Most of the material in this concert comes from songs from the Black Album and later. I would have liked to see a bit more variety in their song selection as there are plenty of songs from their past that almost naturally lend themselves to orchestration. Even a tune off of Kill ‘Em All would have been an interesting attempt.

Just for fun, here are some songs I would have liked to see them attempt with the orchestra: “Fade To Black”, “Orion”, “Welcome Home (Sanitarium)”, “…And Justice For All”, and “The Unforgiven”.

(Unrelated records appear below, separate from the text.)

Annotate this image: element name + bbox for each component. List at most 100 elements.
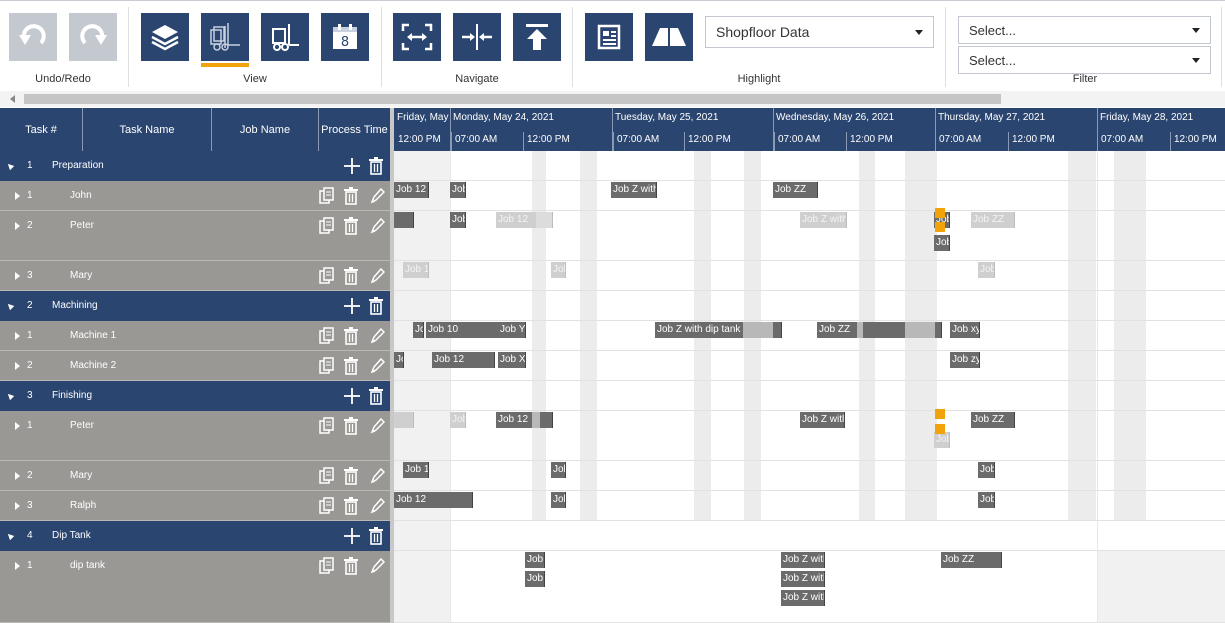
job-bar[interactable]: Job ZZ — [817, 322, 942, 338]
collapse-icon[interactable] — [5, 531, 15, 541]
job-bar[interactable]: Job 12 — [496, 212, 553, 228]
job-bar[interactable]: Job xy — [950, 322, 980, 338]
job-bar[interactable]: Job — [450, 212, 466, 228]
edit-icon[interactable] — [369, 467, 385, 485]
copy-icon[interactable] — [319, 187, 335, 205]
edit-icon[interactable] — [369, 217, 385, 235]
edit-icon[interactable] — [369, 187, 385, 205]
job-bar[interactable]: Job — [934, 432, 950, 448]
job-bar[interactable]: Job — [978, 462, 995, 478]
job-bar[interactable]: Job 1 — [403, 462, 429, 478]
expand-icon[interactable] — [15, 472, 20, 480]
expand-icon[interactable] — [15, 422, 20, 430]
job-bar[interactable]: Job — [450, 412, 466, 428]
layers-button[interactable] — [141, 13, 189, 61]
job-bar[interactable]: Job 1 — [403, 262, 429, 278]
group-row[interactable]: 4 Dip Tank — [0, 521, 390, 551]
add-icon[interactable] — [344, 527, 360, 545]
job-bar[interactable]: Job — [934, 235, 950, 251]
delete-icon[interactable] — [368, 297, 384, 315]
delete-icon[interactable] — [368, 527, 384, 545]
resources-multi-view-button[interactable] — [201, 13, 249, 67]
resource-row[interactable]: 3 Mary — [0, 261, 390, 291]
horizontal-scrollbar[interactable] — [0, 91, 1225, 107]
job-bar[interactable]: Job 12 — [496, 412, 553, 428]
delete-icon[interactable] — [343, 267, 359, 285]
resource-row[interactable]: 1 Machine 1 — [0, 321, 390, 351]
expand-icon[interactable] — [15, 272, 20, 280]
resource-row[interactable]: 1 Peter — [0, 411, 390, 461]
expand-icon[interactable] — [15, 332, 20, 340]
perspective-button[interactable] — [645, 13, 693, 61]
delete-icon[interactable] — [343, 327, 359, 345]
collapse-icon[interactable] — [5, 301, 15, 311]
resource-row[interactable]: 1 dip tank — [0, 551, 390, 623]
col-header-process-time[interactable]: Process Time — [319, 108, 390, 151]
delete-icon[interactable] — [343, 557, 359, 575]
copy-icon[interactable] — [319, 267, 335, 285]
edit-icon[interactable] — [369, 267, 385, 285]
job-bar[interactable]: Job 10 — [426, 322, 500, 338]
copy-icon[interactable] — [319, 557, 335, 575]
delete-icon[interactable] — [343, 187, 359, 205]
job-bar[interactable]: Job ZZ — [773, 182, 818, 198]
col-header-task-num[interactable]: Task # — [0, 108, 83, 151]
job-bar[interactable]: Job 12 — [394, 182, 429, 198]
fit-view-button[interactable] — [393, 13, 441, 61]
collapse-button[interactable] — [453, 13, 501, 61]
copy-icon[interactable] — [319, 327, 335, 345]
expand-icon[interactable] — [15, 502, 20, 510]
delete-icon[interactable] — [343, 497, 359, 515]
job-bar[interactable] — [394, 412, 414, 428]
job-bar[interactable]: Job Z with — [611, 182, 657, 198]
job-bar[interactable]: Jc — [413, 322, 424, 338]
job-bar[interactable]: Job — [978, 492, 995, 508]
copy-icon[interactable] — [319, 217, 335, 235]
scroll-top-button[interactable] — [513, 13, 561, 61]
job-bar[interactable]: Job — [525, 571, 545, 587]
redo-button[interactable] — [69, 13, 117, 61]
job-bar[interactable]: Job Y — [498, 322, 526, 338]
resource-row[interactable]: 1 John — [0, 181, 390, 211]
expand-icon[interactable] — [15, 192, 20, 200]
job-bar[interactable]: Job Z with dip tank — [655, 322, 782, 338]
edit-icon[interactable] — [369, 497, 385, 515]
add-icon[interactable] — [344, 387, 360, 405]
job-bar[interactable]: Job 12 — [432, 352, 495, 368]
warning-icon[interactable] — [935, 208, 945, 218]
report-button[interactable] — [585, 13, 633, 61]
undo-button[interactable] — [9, 13, 57, 61]
warning-icon[interactable] — [935, 222, 945, 232]
job-bar[interactable]: Job — [551, 262, 566, 278]
copy-icon[interactable] — [319, 467, 335, 485]
copy-icon[interactable] — [319, 497, 335, 515]
job-bar[interactable]: Job zy — [950, 352, 980, 368]
expand-icon[interactable] — [15, 222, 20, 230]
job-bar[interactable]: Job Z with — [800, 412, 845, 428]
job-bar[interactable]: Job — [450, 182, 466, 198]
job-bar[interactable]: Job — [551, 462, 566, 478]
copy-icon[interactable] — [319, 357, 335, 375]
resource-row[interactable]: 2 Machine 2 — [0, 351, 390, 381]
job-bar[interactable]: Job — [525, 552, 545, 568]
job-bar[interactable]: Job Z with — [781, 552, 825, 568]
job-bar[interactable]: Job Z with — [800, 212, 847, 228]
edit-icon[interactable] — [369, 417, 385, 435]
delete-icon[interactable] — [368, 387, 384, 405]
edit-icon[interactable] — [369, 357, 385, 375]
job-bar[interactable]: Job 12 — [394, 492, 473, 508]
col-header-job-name[interactable]: Job Name — [212, 108, 319, 151]
expand-icon[interactable] — [15, 562, 20, 570]
resource-row[interactable]: 2 Peter — [0, 211, 390, 261]
job-bar[interactable]: Job Z with — [781, 571, 825, 587]
copy-icon[interactable] — [319, 417, 335, 435]
scroll-left-icon[interactable] — [10, 95, 15, 103]
collapse-icon[interactable] — [5, 391, 15, 401]
edit-icon[interactable] — [369, 557, 385, 575]
expand-icon[interactable] — [15, 362, 20, 370]
resource-row[interactable]: 3 Ralph — [0, 491, 390, 521]
job-bar[interactable]: Job ZZ — [971, 412, 1015, 428]
warning-icon[interactable] — [935, 409, 945, 419]
add-icon[interactable] — [344, 157, 360, 175]
delete-icon[interactable] — [343, 357, 359, 375]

Although not the first rock/metal band to perform with an orchestra, Metallica often gets credit for starting a trend for rock bands to collaborate with an orchestra. However, much of the credit for the success of S&M should be given to conductor Michael Kamen. He was the one who spearheaded the project by taking an interest in Metallica’s music and proposing that they further collaborate (he did some arranging in 1991 on “Nothing Else Matters”). His arrangements on the two previously unreleased songs, “No Leaf Clover” and “- Human”, give both songs a strong identity. It would have been interesting to hear an entire album or an EP with all new material, because the collaboration certainly had potential.

As a whole, I’d say this is a good Metallica release. The performance by all involved is good and it’s shot well. However, it would be a stretch to call this essential Metal(lica).